In population ecology theory the classic Lotka–Volterra predation model predicts oscillations between predator and prey populations in a periodic cycle (Lotka, Reference Lotka1925; Volterra, Reference Sokal and Rohlf1926). Testing hypotheses in predator–prey dynamics often involves the experimental removal of the major predator in the system to measure the response of the prey population. The commercial extinction event of the Goliath grouper in Florida provides a unique opportunity to test predatory effects on spiny lobster and grey snapper. In the food webs proposed by fishers, social perceptions follow a simplification of the Lotka–Volterra predation model (Fig. 1).

Fig. 1

Goliath grouper Epinephelus itajara food webs: (1) from common perceptions held by lobster fishers, (2) from common perceptions held by recreational and commercial fishers, and (3) from scientific evidence based on isotope analysis, dentition and studies of stomach content (see text for references) and the conclusions of this study. Predators of the Caribbean spiny lobster Panulirus argus, which are eaten by the Goliath grouper, are also indicated.
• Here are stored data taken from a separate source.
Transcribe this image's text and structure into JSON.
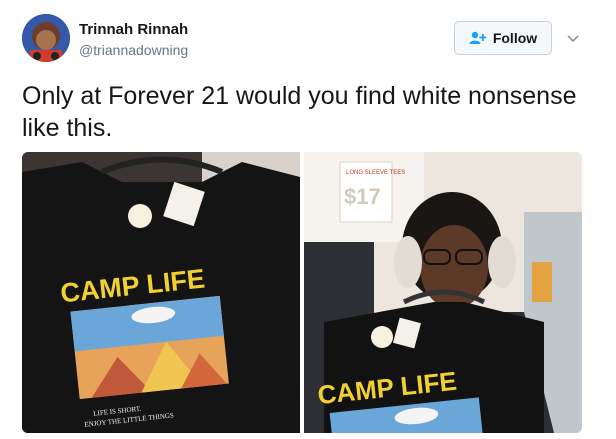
{
  "tweet": {
    "display_name": "Trinnah Rinnah",
    "handle": "@triannadowning",
    "text": "Only at Forever 21 would you find white nonsense like this.",
    "follow_label": "Follow",
    "avatar_icon": "user-avatar",
    "follow_icon": "add-user-icon",
    "caret_icon": "chevron-down-icon"
  },
  "media": {
    "left_shirt_text": "CAMP LIFE",
    "left_shirt_subtext_line1": "LIFE IS SHORT.",
    "left_shirt_subtext_line2": "ENJOY THE LITTLE THINGS",
    "right_shirt_text": "CAMP LIFE",
    "right_sign_price": "$17",
    "right_sign_header": "LONG SLEEVE TEES"
  },
  "colors": {
    "accent": "#1da1f2",
    "shirt_text": "#f2d12e"
  }
}
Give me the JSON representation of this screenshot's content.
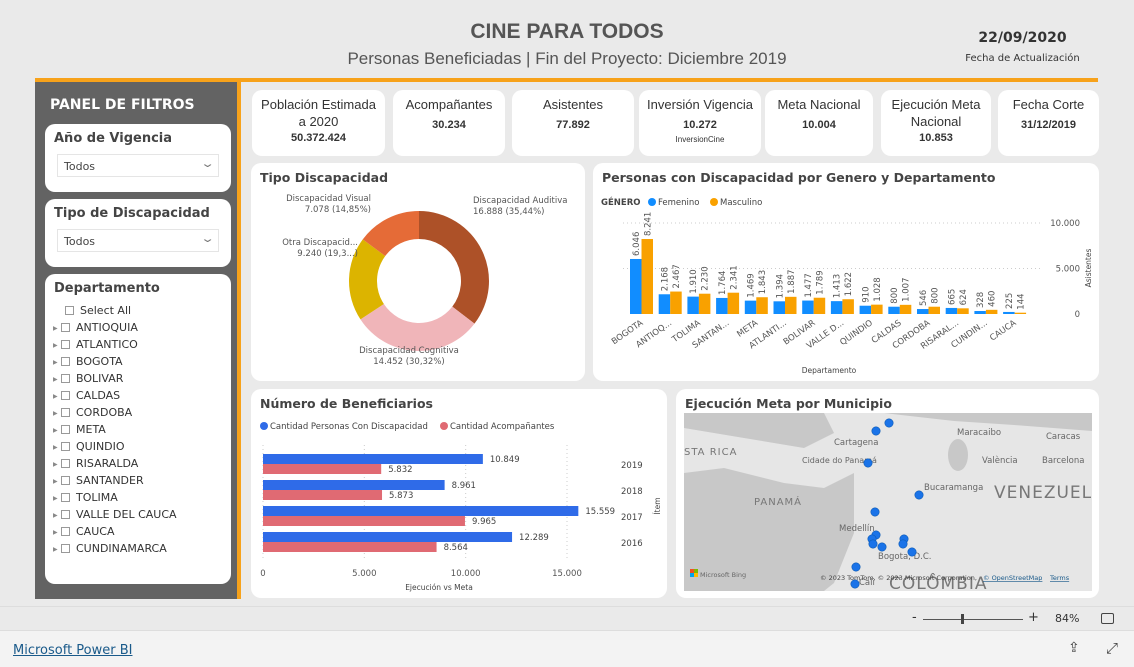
{
  "header": {
    "title": "CINE PARA TODOS",
    "subtitle": "Personas Beneficiadas | Fin del Proyecto: Diciembre 2019",
    "date": "22/09/2020",
    "date_label": "Fecha de Actualización"
  },
  "sidebar": {
    "title": "PANEL DE FILTROS",
    "year_filter": {
      "label": "Año de Vigencia",
      "value": "Todos"
    },
    "type_filter": {
      "label": "Tipo de Discapacidad",
      "value": "Todos"
    },
    "dept_filter": {
      "label": "Departamento",
      "select_all": "Select All",
      "items": [
        "ANTIOQUIA",
        "ATLANTICO",
        "BOGOTA",
        "BOLIVAR",
        "CALDAS",
        "CORDOBA",
        "META",
        "QUINDIO",
        "RISARALDA",
        "SANTANDER",
        "TOLIMA",
        "VALLE DEL CAUCA",
        "CAUCA",
        "CUNDINAMARCA"
      ]
    }
  },
  "kpis": [
    {
      "label": "Población Estimada a 2020",
      "value": "50.372.424"
    },
    {
      "label": "Acompañantes",
      "value": "30.234"
    },
    {
      "label": "Asistentes",
      "value": "77.892"
    },
    {
      "label": "Inversión Vigencia",
      "value": "10.272",
      "sub": "InversionCine"
    },
    {
      "label": "Meta Nacional",
      "value": "10.004"
    },
    {
      "label": "Ejecución Meta Nacional",
      "value": "10.853"
    },
    {
      "label": "Fecha Corte",
      "value": "31/12/2019"
    }
  ],
  "map": {
    "title": "Ejecución Meta por Municipio",
    "labels": [
      "STA RICA",
      "Cartagena",
      "Maracaibo",
      "Caracas",
      "Cidade do Panamá",
      "València",
      "Barcelona",
      "VENEZUELA",
      "PANAMÁ",
      "Bucaramanga",
      "Medellín",
      "Bogota, D.C.",
      "COLÔMBIA",
      "Cali"
    ],
    "bing": "Microsoft Bing",
    "attribution": "© 2023 TomTom, © 2023 Microsoft Corporation,",
    "osm": "© OpenStreetMap",
    "terms": "Terms",
    "point_color": "#1a73e8"
  },
  "zoom": {
    "minus": "-",
    "plus": "+",
    "level": "84%"
  },
  "footer": {
    "link": "Microsoft Power BI"
  },
  "chart_data": [
    {
      "type": "pie",
      "title": "Tipo Discapacidad",
      "donut": true,
      "slices": [
        {
          "name": "Discapacidad Auditiva",
          "value": 16888,
          "label": "16.888 (35,44%)",
          "color": "#ad5128"
        },
        {
          "name": "Discapacidad Cognitiva",
          "value": 14452,
          "label": "14.452 (30,32%)",
          "color": "#f0b5b9"
        },
        {
          "name": "Otra Discapacid...",
          "value": 9240,
          "label": "9.240 (19,3...)",
          "color": "#dcb400"
        },
        {
          "name": "Discapacidad Visual",
          "value": 7078,
          "label": "7.078 (14,85%)",
          "color": "#e56b37"
        }
      ]
    },
    {
      "type": "bar",
      "title": "Personas con Discapacidad por Genero y Departamento",
      "legend_title": "GÉNERO",
      "legend": "top-left",
      "xlabel": "Departamento",
      "ylabel": "Asistentes",
      "ylim": [
        0,
        10000
      ],
      "yticks": [
        "0",
        "5.000",
        "10.000"
      ],
      "grid": true,
      "categories": [
        "BOGOTA",
        "ANTIOQ...",
        "TOLIMA",
        "SANTAN...",
        "META",
        "ATLANTI...",
        "BOLIVAR",
        "VALLE D...",
        "QUINDIO",
        "CALDAS",
        "CORDOBA",
        "RISARAL...",
        "CUNDIN...",
        "CAUCA"
      ],
      "series": [
        {
          "name": "Femenino",
          "color": "#118dff",
          "values": [
            6046,
            2168,
            1910,
            1764,
            1469,
            1394,
            1477,
            1413,
            910,
            800,
            546,
            665,
            328,
            225
          ],
          "labels": [
            "6.046",
            "2.168",
            "1.910",
            "1.764",
            "1.469",
            "1.394",
            "1.477",
            "1.413",
            "910",
            "800",
            "546",
            "665",
            "328",
            "225"
          ]
        },
        {
          "name": "Masculino",
          "color": "#f9a100",
          "values": [
            8241,
            2467,
            2230,
            2341,
            1843,
            1887,
            1789,
            1622,
            1028,
            1007,
            800,
            624,
            460,
            144
          ],
          "labels": [
            "8.241",
            "2.467",
            "2.230",
            "2.341",
            "1.843",
            "1.887",
            "1.789",
            "1.622",
            "1.028",
            "1.007",
            "800",
            "624",
            "460",
            "144"
          ]
        }
      ]
    },
    {
      "type": "bar",
      "orientation": "horizontal",
      "title": "Número de Beneficiarios",
      "legend": "top-left",
      "xlabel": "Ejecución vs Meta",
      "ylabel": "Ítem",
      "xlim": [
        0,
        17500
      ],
      "xticks": [
        "0",
        "5.000",
        "10.000",
        "15.000"
      ],
      "grid": true,
      "categories": [
        "2019",
        "2018",
        "2017",
        "2016"
      ],
      "series": [
        {
          "name": "Cantidad Personas Con Discapacidad",
          "color": "#2f6be8",
          "values": [
            10849,
            8961,
            15559,
            12289
          ],
          "labels": [
            "10.849",
            "8.961",
            "15.559",
            "12.289"
          ]
        },
        {
          "name": "Cantidad Acompañantes",
          "color": "#e06a73",
          "values": [
            5832,
            5873,
            9965,
            8564
          ],
          "labels": [
            "5.832",
            "5.873",
            "9.965",
            "8.564"
          ]
        }
      ]
    }
  ]
}
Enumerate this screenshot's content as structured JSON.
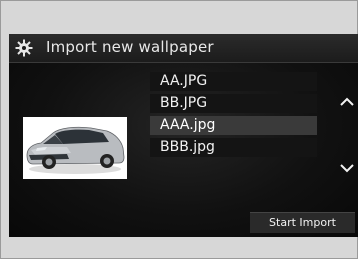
{
  "header": {
    "title": "Import new wallpaper",
    "icon": "settings-gear-icon"
  },
  "preview": {
    "icon": "car-thumbnail-image"
  },
  "files": [
    {
      "name": "AA.JPG",
      "selected": false
    },
    {
      "name": "BB.JPG",
      "selected": false
    },
    {
      "name": "AAA.jpg",
      "selected": true
    },
    {
      "name": "BBB.jpg",
      "selected": false
    }
  ],
  "scroll": {
    "up_icon": "chevron-up-icon",
    "down_icon": "chevron-down-icon"
  },
  "actions": {
    "start_import": "Start Import"
  },
  "colors": {
    "background": "#101010",
    "text": "#f2f2f2",
    "selected_row": "#3a3a3a"
  }
}
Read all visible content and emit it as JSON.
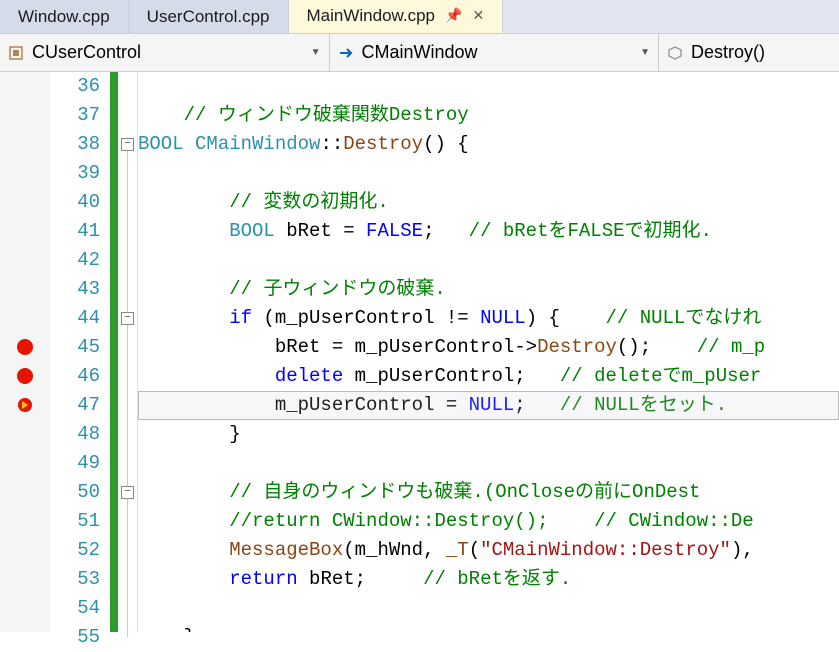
{
  "tabs": {
    "t1": "Window.cpp",
    "t2": "UserControl.cpp",
    "t3": "MainWindow.cpp"
  },
  "nav": {
    "scope": "CUserControl",
    "class": "CMainWindow",
    "member": "Destroy()"
  },
  "gutter": {
    "start": 36,
    "end": 55
  },
  "code": {
    "l36": {
      "indent": "    ",
      "parts": []
    },
    "l37": {
      "indent": "    ",
      "comment": "// ウィンドウ破棄関数Destroy"
    },
    "l38": {
      "text_pre": "",
      "kw": "BOOL",
      "sp1": " ",
      "type": "CMainWindow",
      "op": "::",
      "func": "Destroy",
      "rest": "() {"
    },
    "l39": {
      "indent": "    ",
      "parts": []
    },
    "l40": {
      "indent": "        ",
      "comment": "// 変数の初期化."
    },
    "l41": {
      "indent": "        ",
      "kw1": "BOOL",
      "sp1": " bRet = ",
      "kw2": "FALSE",
      "rest": ";   ",
      "comment": "// bRetをFALSEで初期化."
    },
    "l42": {
      "indent": "    ",
      "parts": []
    },
    "l43": {
      "indent": "        ",
      "comment": "// 子ウィンドウの破棄."
    },
    "l44": {
      "indent": "        ",
      "kw": "if",
      "rest": " (m_pUserControl != ",
      "kw2": "NULL",
      "rest2": ") {    ",
      "comment": "// NULLでなけれ"
    },
    "l45": {
      "indent": "            ",
      "pre": "bRet = m_pUserControl->",
      "func": "Destroy",
      "rest": "();    ",
      "comment": "// m_p"
    },
    "l46": {
      "indent": "            ",
      "kw": "delete",
      "rest": " m_pUserControl;   ",
      "comment": "// deleteでm_pUser"
    },
    "l47": {
      "indent": "            ",
      "pre": "m_pUserControl = ",
      "kw": "NULL",
      "rest": ";   ",
      "comment": "// NULLをセット. "
    },
    "l48": {
      "indent": "        ",
      "rest": "}"
    },
    "l49": {
      "indent": "    ",
      "parts": []
    },
    "l50": {
      "indent": "        ",
      "comment": "// 自身のウィンドウも破棄.(OnCloseの前にOnDest"
    },
    "l51": {
      "indent": "        ",
      "comment": "//return CWindow::Destroy();    // CWindow::De"
    },
    "l52": {
      "indent": "        ",
      "func": "MessageBox",
      "rest": "(m_hWnd, ",
      "func2": "_T",
      "rest2": "(",
      "str": "\"CMainWindow::Destroy\"",
      "rest3": "), "
    },
    "l53": {
      "indent": "        ",
      "kw": "return",
      "rest": " bRet;     ",
      "comment": "// bRetを返す."
    },
    "l54": {
      "indent": "    ",
      "parts": []
    },
    "l55": {
      "indent": "    ",
      "rest": "}"
    }
  },
  "breakpoints": [
    45,
    46
  ],
  "current_line": 47,
  "fold_boxes": [
    {
      "line": 38,
      "symbol": "-"
    },
    {
      "line": 44,
      "symbol": "-"
    },
    {
      "line": 50,
      "symbol": "-"
    }
  ]
}
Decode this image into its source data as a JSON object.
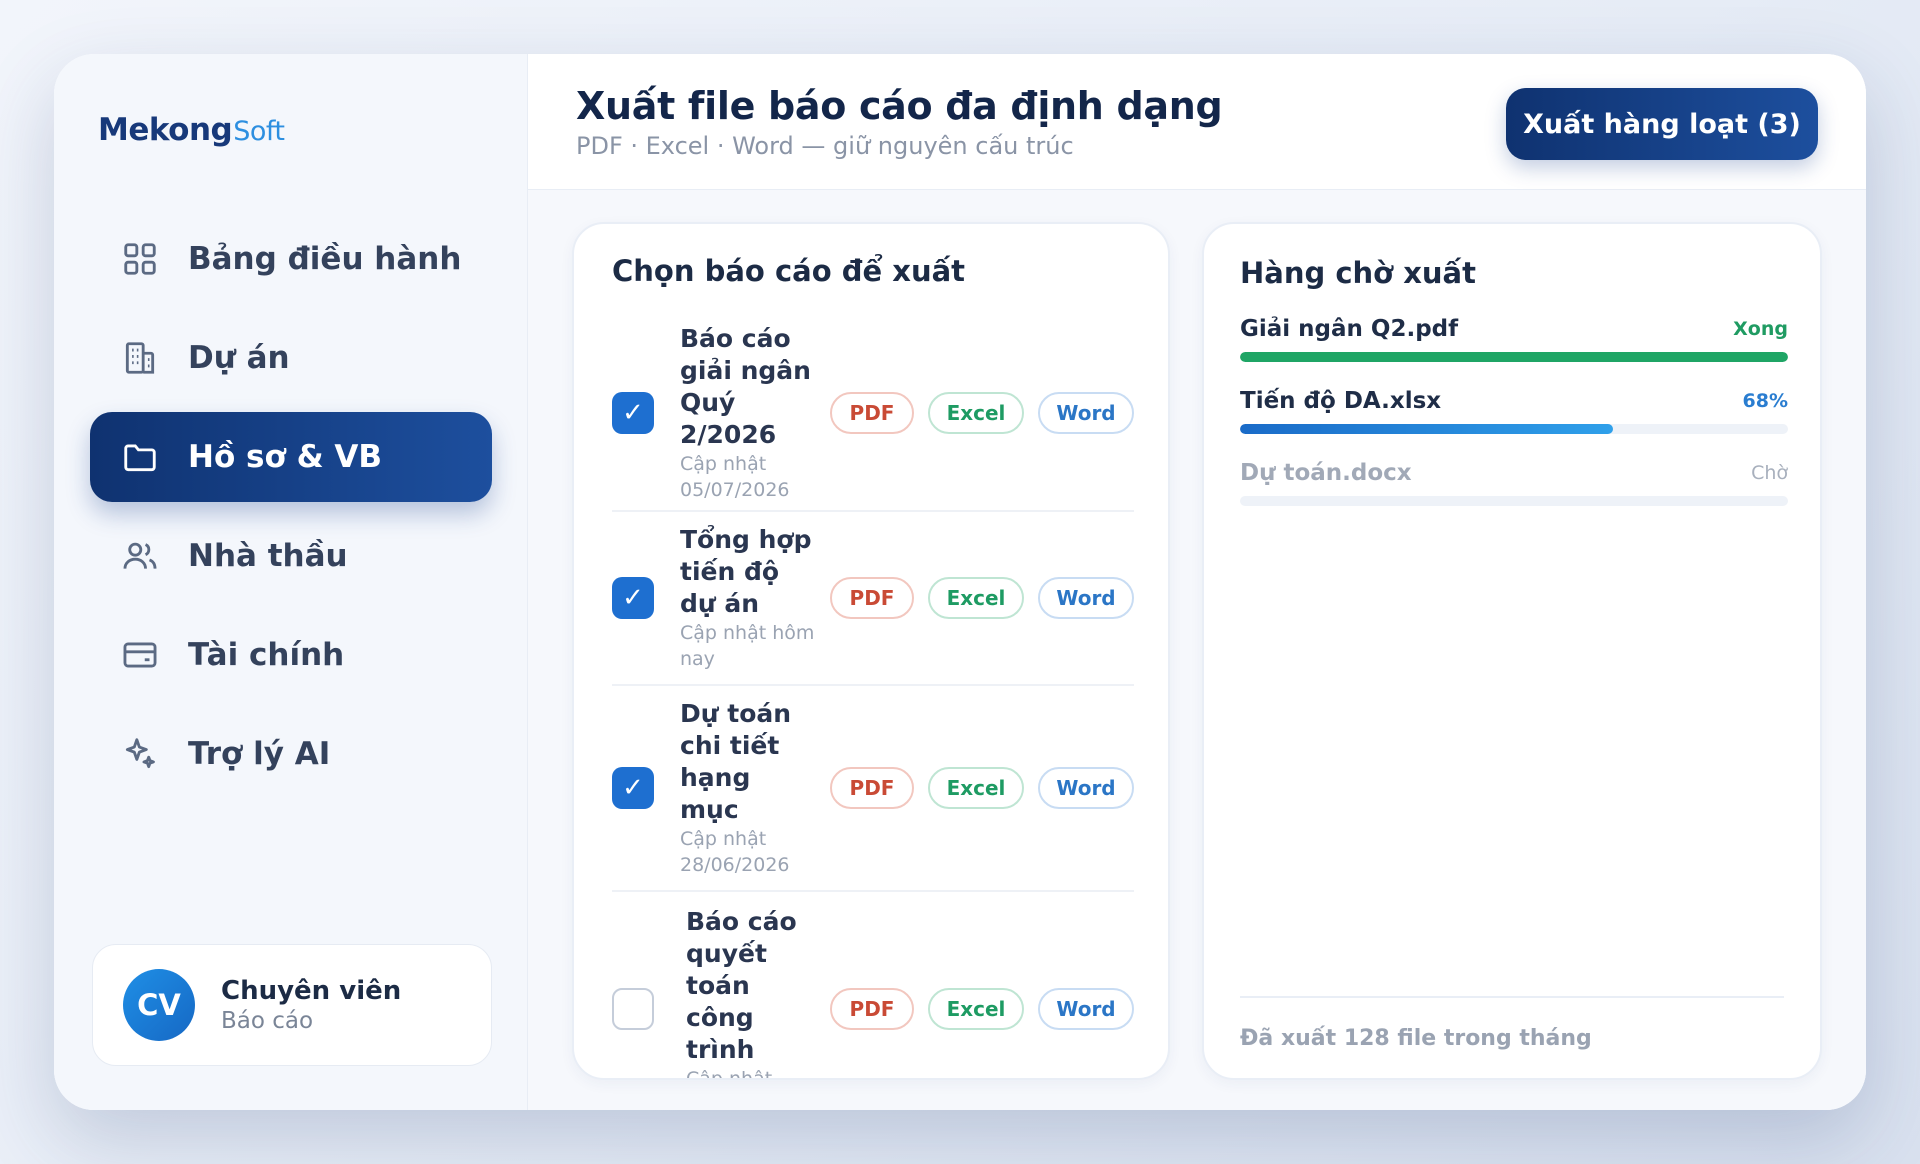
{
  "brand": {
    "name_main": "Mekong",
    "name_sub": "Soft"
  },
  "sidebar": {
    "items": [
      {
        "label": "Bảng điều hành",
        "icon": "grid-icon",
        "active": false
      },
      {
        "label": "Dự án",
        "icon": "building-icon",
        "active": false
      },
      {
        "label": "Hồ sơ & VB",
        "icon": "folder-icon",
        "active": true
      },
      {
        "label": "Nhà thầu",
        "icon": "users-icon",
        "active": false
      },
      {
        "label": "Tài chính",
        "icon": "card-icon",
        "active": false
      },
      {
        "label": "Trợ lý AI",
        "icon": "sparkle-icon",
        "active": false
      }
    ],
    "user": {
      "initials": "CV",
      "name": "Chuyên viên",
      "role": "Báo cáo"
    }
  },
  "header": {
    "title": "Xuất file báo cáo đa định dạng",
    "subtitle": "PDF · Excel · Word — giữ nguyên cấu trúc",
    "bulk_export_label": "Xuất hàng loạt (3)"
  },
  "reports_panel": {
    "title": "Chọn báo cáo để xuất",
    "formats": [
      "PDF",
      "Excel",
      "Word"
    ],
    "reports": [
      {
        "name": "Báo cáo giải ngân Quý 2/2026",
        "date": "Cập nhật 05/07/2026",
        "checked": true
      },
      {
        "name": "Tổng hợp tiến độ dự án",
        "date": "Cập nhật hôm nay",
        "checked": true
      },
      {
        "name": "Dự toán chi tiết hạng mục",
        "date": "Cập nhật 28/06/2026",
        "checked": true
      },
      {
        "name": "Báo cáo quyết toán công trình",
        "date": "Cập nhật",
        "checked": false
      }
    ]
  },
  "queue_panel": {
    "title": "Hàng chờ xuất",
    "items": [
      {
        "file": "Giải ngân Q2.pdf",
        "status": "Xong",
        "progress": 100,
        "state": "done"
      },
      {
        "file": "Tiến độ DA.xlsx",
        "status": "68%",
        "progress": 68,
        "state": "progress"
      },
      {
        "file": "Dự toán.docx",
        "status": "Chờ",
        "progress": 0,
        "state": "wait"
      }
    ],
    "footer": "Đã xuất 128 file trong tháng"
  },
  "colors": {
    "primary": "#0f3270",
    "accent": "#1e6fd0",
    "success": "#1fa565",
    "pdf": "#c94a35",
    "excel": "#1e9b63",
    "word": "#2b76c6"
  }
}
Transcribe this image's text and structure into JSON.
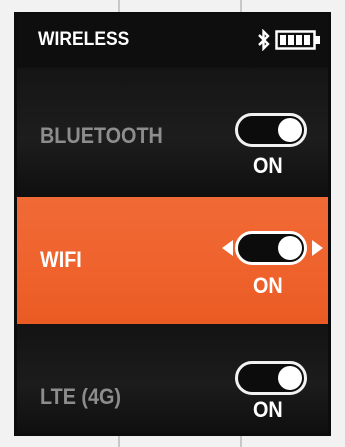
{
  "statusbar": {
    "title": "WIRELESS",
    "bluetooth_icon": "bluetooth-icon",
    "battery_icon": "battery-icon",
    "battery_level_bars": 4
  },
  "rows": [
    {
      "label": "BLUETOOTH",
      "state": "ON",
      "selected": false
    },
    {
      "label": "WIFI",
      "state": "ON",
      "selected": true
    },
    {
      "label": "LTE (4G)",
      "state": "ON",
      "selected": false
    }
  ],
  "colors": {
    "selected_row": "#ef622c",
    "row_background": "#161616",
    "inactive_label": "#8d8d8d",
    "text": "#ffffff"
  }
}
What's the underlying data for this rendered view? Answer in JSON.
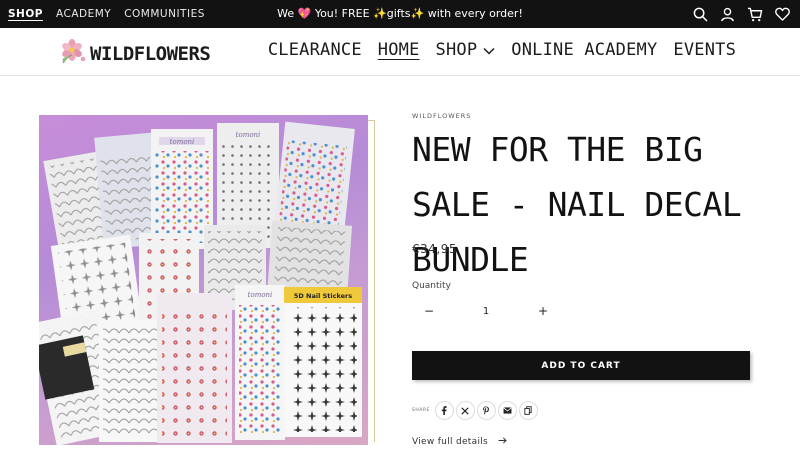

Arrows flow from prey to predator.

Here I examine the scientific evidence for and against culling the Goliath grouper based on the fishers’ assertion that fish and lobster stocks in Florida are negatively affected by the grouper's recovering population. Although a detailed quantitative study of fishers’ perceptions is beyond the scope of this article, their general assertions can be used in hypothesis testing. If the fishers’ food webs in Fig. 1 are correct, the extinction event of the Goliath grouper should have increased the population and commercial catches of their target prey (lobsters, groupers and snappers), the stomach contents of Goliath groupers should contain predominantly their target prey, and in the case of food web 2, Goliath grouper dentition should include canine teeth typical of a piscivorous fish.

Methods

To examine the relationship between Goliath grouper, spiny lobster and grey snapper abundance I used NOAA's National Marine Fisheries Service (NMFS) database for commercial landings (NMFS, Reference Myers and Worm2012), and Florida Fish and Wildlife Conservation Commission's data on fishing effort (FWC, 2012). Commercial landing data included the period 1950–1990 (the onset of the harvest moratorium) for the Goliath grouper and 1950–2010 (the most recent data available) for spiny lobster and grey snapper. Where necessary data were changed to metric units. The catch per unit effort (CPUE) was obtained by dividing the total annual catch (in kg) by the number of trips reported each year. The number of trips was only available after 1986. However, I used the period 1990–2010 for CPUE analysis, as it coincides with the onset (1990) and duration of the moratorium on harvest of the Goliath grouper.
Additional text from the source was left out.